Tolkien argues that the association between children and fairy stories is not due to a natural preference children may have for them, or because their—often very dark—subject matter is suitable for children, but instead reflects an attempt by adults in the modern “rational” world to distance themselves from the genre. Tolkien compares fairy stories to used furniture that an adult relegate to a playroom, specifically because he is unconcerned with what the children will do to it. His argument is reinforced by the truth that children are not more prone to choose fairy stories when left to their own devices: children are given fairy stories by adults. Tolkien references his own childhood and his disinterest in many of the stories in Andrew Lang’s original collection as evidence that children do not inherently prefer fables or fairy stories. It is on this point that Tolkien directly disagrees with Andrew Lang’s ideas about fairy stories, which were primarily based in his work as a folklorist and anthropologist. Lang argued that children were easier to fool into believing in the fantasy world, akin to Tolkien’s “Secondary World,” and so could suspend disbelief with more success that adult readers. Tolkien argues instead that an author, “makes a Secondary World which your mind can enter […] inside it, what he relates is ‘true’: it accords with the laws of that world” (132). Therefore, the success of a fantasy is not based on whether or not the reader believes the events are true in the Primary World, but whether the events ring true in the laws of the Secondary World.

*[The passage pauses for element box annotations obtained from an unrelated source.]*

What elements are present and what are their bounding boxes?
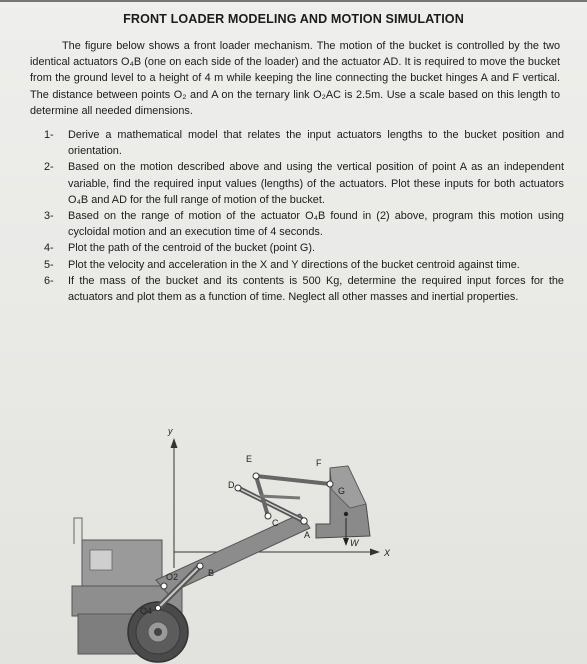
bucket-linkage — [256, 476, 330, 516]
label-c: C — [272, 518, 279, 528]
task-number: 5- — [44, 258, 54, 271]
boom-arm — [156, 514, 310, 594]
task-text: Based on the range of motion of the actuator O₄B found in (2) above, program this motion using cycloidal motion and an execution time of 4 seconds. — [68, 210, 564, 239]
list-item — [44, 257, 564, 273]
label-d: D — [228, 480, 235, 490]
x-axis-label: X — [384, 548, 391, 558]
task-text: If the mass of the bucket and its contents is 500 Kg, determine the required input forces for the actuators and plot them as a function of time. Neglect all other masses and inertial properties. — [68, 274, 564, 304]
task-number: 4- — [44, 242, 54, 255]
list-item — [44, 240, 564, 256]
task-number: 3- — [44, 210, 54, 223]
list-item — [44, 273, 564, 305]
task-text: Based on the motion described above and using the vertical position of point A as an independent variable, find the required input values (lengths) of the actuators. Plot these inputs for both actuators O₄B and AD for the full range of motion of the bucket. — [68, 161, 564, 206]
front-loader-diagram — [60, 318, 480, 664]
y-axis — [171, 438, 178, 568]
label-a: A — [304, 530, 311, 540]
loader-cab — [74, 518, 162, 592]
list-item — [44, 208, 564, 240]
task-list — [44, 127, 564, 305]
label-o4: O4 — [140, 606, 153, 616]
document-title: FRONT LOADER MODELING AND MOTION SIMULATION — [123, 12, 464, 26]
centroid-g — [344, 512, 348, 516]
intro-paragraph — [30, 38, 560, 119]
intro-text: The figure below shows a front loader mechanism. The motion of the bucket is controlled by the two identical actuators O₄B (one on each side of the loader) and the actuator AD. It is required to move the bucket from the ground level to a height of 4 m while keeping the line connecting the bucket hinges A and F vertical. The distance between points O₂ and A on the ternary link O₂AC is 2.5m. Use a scale based on this length to determine all needed dimensions. — [30, 40, 560, 117]
task-text: Plot the path of the centroid of the bucket (point G). — [68, 242, 316, 255]
top-border-line — [0, 0, 587, 2]
y-axis-label: y — [168, 426, 173, 436]
label-f: F — [316, 458, 322, 468]
label-g: G — [338, 486, 346, 496]
task-number: 6- — [44, 274, 54, 287]
task-number: 2- — [44, 161, 54, 174]
task-text: Plot the velocity and acceleration in the X and Y directions of the bucket centroid against time. — [68, 258, 520, 271]
label-o2: O2 — [166, 572, 179, 582]
bucket — [316, 466, 370, 538]
label-e: E — [246, 454, 253, 464]
label-w: W — [350, 538, 359, 548]
label-b: B — [208, 568, 215, 578]
list-item — [44, 159, 564, 208]
x-axis — [174, 549, 380, 556]
front-loader-figure — [60, 318, 480, 664]
task-text: Derive a mathematical model that relates the input actuators lengths to the bucket position and orientation. — [68, 129, 564, 158]
list-item — [44, 127, 564, 159]
task-number: 1- — [44, 129, 54, 141]
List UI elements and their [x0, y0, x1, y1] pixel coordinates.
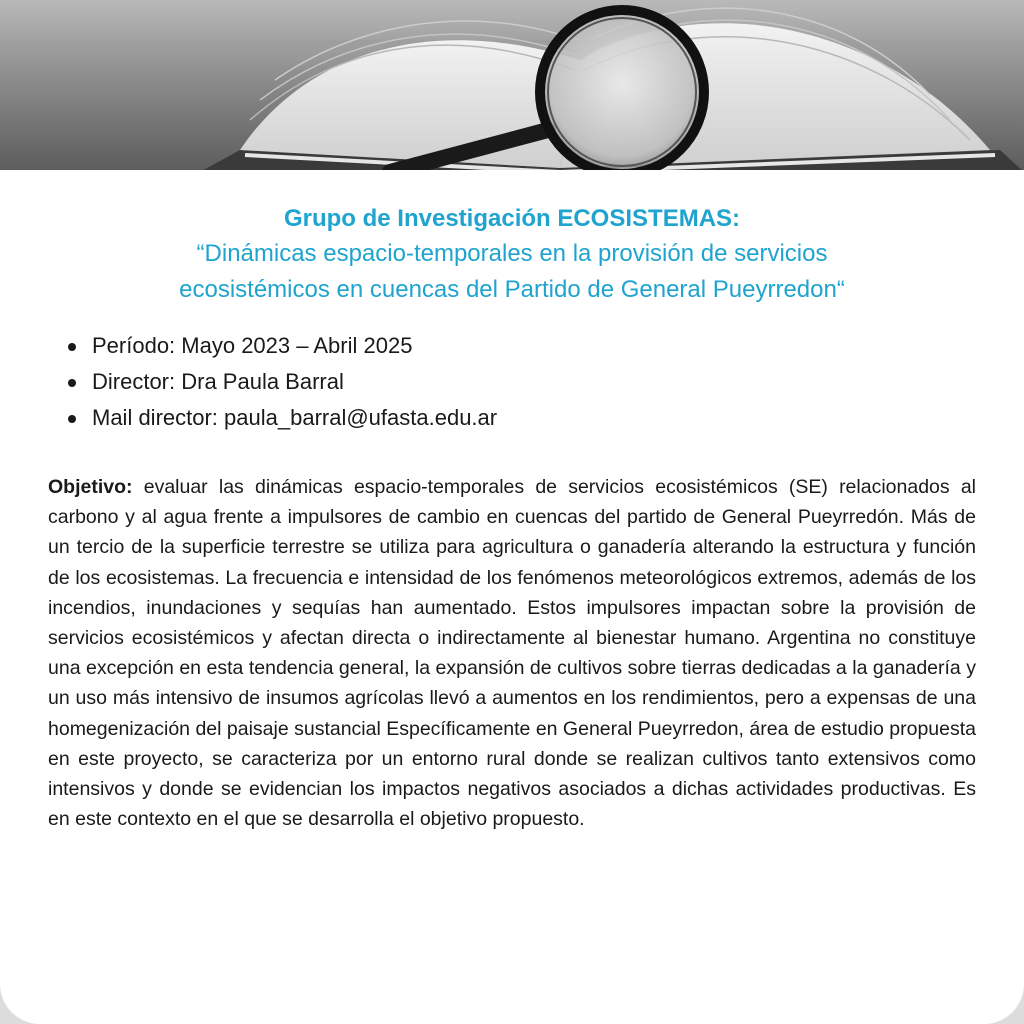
- bullet-icon: [68, 343, 76, 351]
- bullet-icon: [68, 415, 76, 423]
- content-card: [0, 170, 1024, 1024]
- objective-text: evaluar las dinámicas espacio-temporales de servicios ecosistémicos (SE) relacionados al carbono y al agua frente a impulsores de cambio en cuencas del partido de General Pueyrredón. Más de un tercio de la superficie terrestre se utiliza para agricultura o ganadería alterando la estructura y función de los ecosistemas. La frecuencia e intensidad de los fenómenos meteorológicos extremos, además de los incendios, inundaciones y sequías han aumentado. Estos impulsores impactan sobre la provisión de servicios ecosistémicos y afectan directa o indirectamente al bienestar humano. Argentina no constituye una excepción en esta tendencia general, la expansión de cultivos sobre tierras dedicadas a la ganadería y un uso más intensivo de insumos agrícolas llevó a aumentos en los rendimientos, pero a expensas de una homegenización del paisaje sustancial Específicamente en General Pueyrredon, área de estudio propuesta en este proyecto, se caracteriza por un entorno rural donde se realizan cultivos tanto extensivos como intensivos y donde se evidencian los impactos negativos asociados a dichas actividades productivas. Es en este contexto en el que se desarrolla el objetivo propuesto.: [48, 476, 977, 831]
- title-block: [0, 202, 1024, 308]
- project-title-line-1: “Dinámicas espacio-temporales en la provisión de servicios: [196, 240, 828, 267]
- mail-text: Mail director: paula_barral@ufasta.edu.ar: [92, 405, 498, 430]
- list-item-period: [68, 328, 1024, 364]
- bullet-icon: [68, 379, 76, 387]
- period-text: Período: Mayo 2023 – Abril 2025: [92, 333, 413, 358]
- list-item-mail: [68, 400, 1024, 436]
- book-magnifier-icon: [0, 0, 1024, 172]
- objective-paragraph: [48, 472, 976, 834]
- project-title-line-2: ecosistémicos en cuencas del Partido de General Pueyrredon“: [179, 276, 845, 303]
- project-info-list: [0, 328, 1024, 436]
- director-text: Director: Dra Paula Barral: [92, 369, 344, 394]
- group-title: Grupo de Investigación ECOSISTEMAS:: [283, 205, 741, 232]
- header-photo: [0, 0, 1024, 172]
- objective-label: Objetivo:: [48, 476, 133, 498]
- list-item-director: [68, 364, 1024, 400]
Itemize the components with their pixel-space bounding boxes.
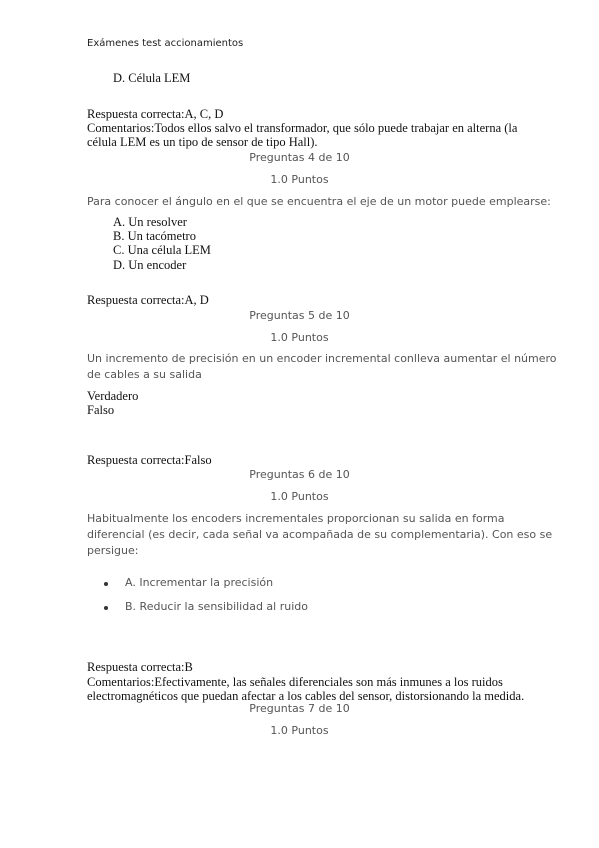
q5-question-line-2: de cables a su salida [87, 368, 202, 381]
q3-comment-line-2: célula LEM es un tipo de sensor de tipo Hall). [87, 135, 318, 149]
q3-option-d: D. Célula LEM [113, 71, 191, 85]
q5-points: 1.0 Puntos [270, 331, 329, 344]
q4-option-c[interactable]: C. Una célula LEM [113, 243, 211, 257]
q4-question-text: Para conocer el ángulo en el que se encuentra el eje de un motor puede emplearse: [87, 195, 551, 208]
q6-option-a[interactable]: A. Incrementar la precisión [125, 576, 274, 589]
q4-option-a[interactable]: A. Un resolver [113, 215, 187, 229]
q4-option-b[interactable]: B. Un tacómetro [113, 229, 196, 243]
q7-points: 1.0 Puntos [270, 724, 329, 737]
q5-question-line-1: Un incremento de precisión en un encoder incremental conlleva aumentar el número [87, 352, 557, 365]
q6-counter: Preguntas 6 de 10 [249, 468, 350, 481]
q3-comment-line-1: Comentarios:Todos ellos salvo el transformador, que sólo puede trabajar en alterna (la [87, 121, 518, 135]
q6-question-line-3: persigue: [87, 544, 139, 557]
q6-question-line-2: diferencial (es decir, cada señal va acompañada de su complementaria). Con eso se [87, 528, 553, 541]
q7-counter: Preguntas 7 de 10 [249, 702, 350, 715]
q6-option-b[interactable]: B. Reducir la sensibilidad al ruido [125, 600, 308, 613]
q4-correct-answer: Respuesta correcta:A, D [87, 293, 209, 307]
q6-question-line-1: Habitualmente los encoders incrementales proporcionan su salida en forma [87, 512, 505, 525]
bullet-icon [104, 582, 108, 586]
q6-comment-line-1: Comentarios:Efectivamente, las señales diferenciales son más inmunes a los ruidos [87, 675, 503, 689]
bullet-icon [104, 606, 108, 610]
q5-correct-answer: Respuesta correcta:Falso [87, 453, 212, 467]
q3-correct-answer: Respuesta correcta:A, C, D [87, 107, 224, 121]
q4-points: 1.0 Puntos [270, 173, 329, 186]
q6-comment-line-2: electromagnéticos que puedan afectar a los cables del sensor, distorsionando la medida. [87, 689, 525, 703]
document-header: Exámenes test accionamientos [87, 38, 244, 49]
q6-points: 1.0 Puntos [270, 490, 329, 503]
q6-correct-answer: Respuesta correcta:B [87, 660, 193, 674]
q5-option-true[interactable]: Verdadero [87, 389, 139, 403]
q4-option-d[interactable]: D. Un encoder [113, 258, 187, 272]
q4-counter: Preguntas 4 de 10 [249, 151, 350, 164]
q5-counter: Preguntas 5 de 10 [249, 309, 350, 322]
q5-option-false[interactable]: Falso [87, 403, 115, 417]
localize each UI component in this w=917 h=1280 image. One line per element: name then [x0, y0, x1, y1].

Tolkien also suggests that the relegation of fairy-stories to children is a result of adult critics’ tendency to treat children as “a special kind of creature, almost a different race, rather than normal, if immature, members of a particular family, and of the human family at large” (130). If children were innately separate from their adult counterparts, then perhaps there ought to be story forms uniquely suited for child readers; but, if children are indeed just young adults, then they should be interacting with age-appropriate versions of the same story forms. Tolkien uses this line of argument to claim that, since children are of the same family as adults, fairy-stories cannot be a child-only form of storytelling and must have value and function for adult readers.